The Missing Link: Anticolonialism
True antiracism and justice work are deeply tied to one key root: anticolonialism.
Most DEI efforts attempt to carve out space within existing power structures, rather than fundamentally reshaping those structures. They seek inclusion at a table that was not built with equity in mind, rather than questioning who sets the table, who writes the agenda, and who decides what’s on the menu. Without this deeper interrogation, DEI becomes another mechanism for reinforcing the very systems it claims to disrupt.
The Eurocentric and Colonialist Foundations of Our Institutions
Eurocentrism and colonialism shape how many of our organizations behave, how they define success, and how they frame equity itself. The nonprofit and philanthropic sectors, for example, often replicate extractive models where funding priorities, impact metrics, and decision-making structures are designed by those with institutional power, rather than those most impacted by systemic inequities.
Corporate DEI programs often take a similar approach—tweaking policies, providing trainings, or adding “diverse” candidates into spaces that were never built with their thriving in mind. Without shifting the underlying power dynamics, these efforts are doomed to be performative at best and harmful at worst.
A Different Approach: Moving Beyond DEI
If we want to move the needle in a meaningful way, we need to stop treating DEI as an end goal and instead view it as a starting point for deeper structural transformation.
That means:
Centering anticolonial and abolitionist frameworks in our approach to equity work.
Shifting power and decision-making to the communities most impacted by inequity.
Moving from “diversity and inclusion” to justice and liberation as our guiding principles.

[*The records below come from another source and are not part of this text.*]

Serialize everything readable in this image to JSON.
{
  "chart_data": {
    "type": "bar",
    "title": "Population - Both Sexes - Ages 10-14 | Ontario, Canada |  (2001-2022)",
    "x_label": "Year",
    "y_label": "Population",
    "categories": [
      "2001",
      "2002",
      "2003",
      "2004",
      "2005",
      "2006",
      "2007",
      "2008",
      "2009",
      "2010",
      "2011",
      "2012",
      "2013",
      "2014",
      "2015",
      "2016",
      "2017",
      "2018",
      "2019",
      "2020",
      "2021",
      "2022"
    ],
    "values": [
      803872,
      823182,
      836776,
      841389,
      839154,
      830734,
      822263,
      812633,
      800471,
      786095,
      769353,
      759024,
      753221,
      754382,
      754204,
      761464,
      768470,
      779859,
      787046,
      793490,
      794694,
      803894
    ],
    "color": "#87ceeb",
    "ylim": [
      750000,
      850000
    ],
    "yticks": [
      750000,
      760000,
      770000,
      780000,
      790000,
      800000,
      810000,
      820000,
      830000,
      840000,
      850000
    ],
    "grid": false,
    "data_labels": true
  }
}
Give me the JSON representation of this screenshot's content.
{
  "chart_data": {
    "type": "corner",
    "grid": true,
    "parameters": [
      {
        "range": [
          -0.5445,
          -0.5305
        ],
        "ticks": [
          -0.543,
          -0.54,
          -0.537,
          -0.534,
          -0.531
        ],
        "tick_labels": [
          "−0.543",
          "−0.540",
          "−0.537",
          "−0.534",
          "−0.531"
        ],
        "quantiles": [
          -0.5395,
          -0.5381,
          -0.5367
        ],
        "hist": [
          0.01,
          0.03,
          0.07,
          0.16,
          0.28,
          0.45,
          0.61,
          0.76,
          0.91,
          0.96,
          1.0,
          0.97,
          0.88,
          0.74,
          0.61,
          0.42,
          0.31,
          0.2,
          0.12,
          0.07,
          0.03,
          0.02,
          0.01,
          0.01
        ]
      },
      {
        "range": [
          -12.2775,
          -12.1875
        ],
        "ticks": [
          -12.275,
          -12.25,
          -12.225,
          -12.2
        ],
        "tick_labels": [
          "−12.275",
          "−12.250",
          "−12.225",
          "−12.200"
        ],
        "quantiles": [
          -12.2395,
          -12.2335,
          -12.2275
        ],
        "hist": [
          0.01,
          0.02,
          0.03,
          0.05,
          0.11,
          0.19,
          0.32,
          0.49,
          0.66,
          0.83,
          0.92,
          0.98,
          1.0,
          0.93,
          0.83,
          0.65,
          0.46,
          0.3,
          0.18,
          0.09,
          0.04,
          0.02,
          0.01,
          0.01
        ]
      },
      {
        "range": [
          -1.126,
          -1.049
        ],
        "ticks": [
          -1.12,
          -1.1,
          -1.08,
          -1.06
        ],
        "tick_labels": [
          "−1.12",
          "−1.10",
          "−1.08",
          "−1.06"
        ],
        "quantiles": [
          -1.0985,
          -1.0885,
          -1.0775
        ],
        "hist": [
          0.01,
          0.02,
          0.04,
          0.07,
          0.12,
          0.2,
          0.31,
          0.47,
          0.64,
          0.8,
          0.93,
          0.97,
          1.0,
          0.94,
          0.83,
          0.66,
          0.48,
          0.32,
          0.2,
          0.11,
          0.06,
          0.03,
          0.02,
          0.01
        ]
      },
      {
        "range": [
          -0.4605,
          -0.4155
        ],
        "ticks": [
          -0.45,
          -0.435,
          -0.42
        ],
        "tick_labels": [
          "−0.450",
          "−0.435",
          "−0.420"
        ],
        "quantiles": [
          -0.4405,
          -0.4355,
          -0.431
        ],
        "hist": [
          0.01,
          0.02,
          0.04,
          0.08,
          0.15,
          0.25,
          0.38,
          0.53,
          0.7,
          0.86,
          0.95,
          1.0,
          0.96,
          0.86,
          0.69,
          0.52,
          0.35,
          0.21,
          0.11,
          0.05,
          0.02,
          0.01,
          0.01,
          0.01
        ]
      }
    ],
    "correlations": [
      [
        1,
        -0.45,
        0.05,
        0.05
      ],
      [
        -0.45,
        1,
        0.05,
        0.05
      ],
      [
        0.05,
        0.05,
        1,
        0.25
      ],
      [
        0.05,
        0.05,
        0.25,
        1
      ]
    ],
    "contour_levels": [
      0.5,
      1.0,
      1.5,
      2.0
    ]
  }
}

Challenging the economic and governance models that sustain inequities in our workplaces, philanthropy, and public institutions.
It’s time to move past the limitations of DEI as an industry and build something that truly serves the work of justice and liberation. If we’re not actively questioning and dismantling the colonial mindsets that shape our institutions, then we’re not doing the work—we’re just repackaging the same problems under a new label.
Let’s have the conversation. What would a truly transformative approach to equity look like?